For the full year, we continue to expect revenue growth of 8-10%, benefiting from: the full-year impact of Optimiser Edge uptake; further product-led growth across our core business; and continued progress within our Strategic Growth Areas of Commercial Property, Mortgages and Rental Services. We continue to expect c.1% growth in membership and ARPA growth of £95-£105 for the year across Estate Agency and New Homes developers. H2 will see ongoing revenue growth, but following last year’s record H2 we expect the year-on-year revenue growth percentage in H2 to be lower than H1.
We continue to invest in innovation and value delivery for our consumers and partners across the Rightmove platform. We expect an underlying operating margin of 70% for FY25.
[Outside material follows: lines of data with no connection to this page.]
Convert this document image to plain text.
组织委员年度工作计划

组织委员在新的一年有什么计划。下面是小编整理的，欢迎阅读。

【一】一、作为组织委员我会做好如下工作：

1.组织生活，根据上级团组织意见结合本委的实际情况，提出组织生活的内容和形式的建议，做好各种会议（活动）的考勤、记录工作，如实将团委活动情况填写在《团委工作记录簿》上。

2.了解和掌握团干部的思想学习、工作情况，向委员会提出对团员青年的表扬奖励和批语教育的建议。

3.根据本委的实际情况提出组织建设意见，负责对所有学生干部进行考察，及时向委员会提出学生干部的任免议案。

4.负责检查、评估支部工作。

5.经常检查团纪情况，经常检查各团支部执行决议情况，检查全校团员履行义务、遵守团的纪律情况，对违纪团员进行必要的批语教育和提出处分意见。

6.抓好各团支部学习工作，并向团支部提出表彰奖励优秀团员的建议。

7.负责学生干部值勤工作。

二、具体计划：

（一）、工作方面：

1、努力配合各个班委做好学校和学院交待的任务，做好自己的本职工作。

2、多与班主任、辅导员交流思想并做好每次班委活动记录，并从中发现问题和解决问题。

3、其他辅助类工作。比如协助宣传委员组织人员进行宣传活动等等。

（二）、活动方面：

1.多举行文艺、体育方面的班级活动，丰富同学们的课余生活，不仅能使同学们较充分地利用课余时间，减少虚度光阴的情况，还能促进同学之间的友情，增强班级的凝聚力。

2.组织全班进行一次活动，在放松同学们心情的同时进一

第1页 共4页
The strength of our business model, our clear strategy, and our focus on innovation underpin the Board’s confidence in Rightmove’s outlook for 2025 and beyond.
Johan Svanstrom, Rightmove Chief Executive Officer, said:
“These results highlight the strength of our platform and how we serve our long-term partners with products tailored to their circumstances and needs. Against a backdrop of a positive market for agents, we have seen an increase in agent formation and estate agents using our top package, Optimiser Edge, which helps maximise their performance. Developers of new builds are turning to marketing products including our new Ascend package to help compete for buyers when the ratio of new builds to resale stock is at a post-COVID low.
“Our investment in technology and people is yielding results and with continued innovation, we remain committed to improving consumers’ overall moving journeys, and enabling our partners to grow, compete, and succeed. We see a long runway of opportunity for digitalisation of the property ecosystem, and confirm our financial outlook for the year.”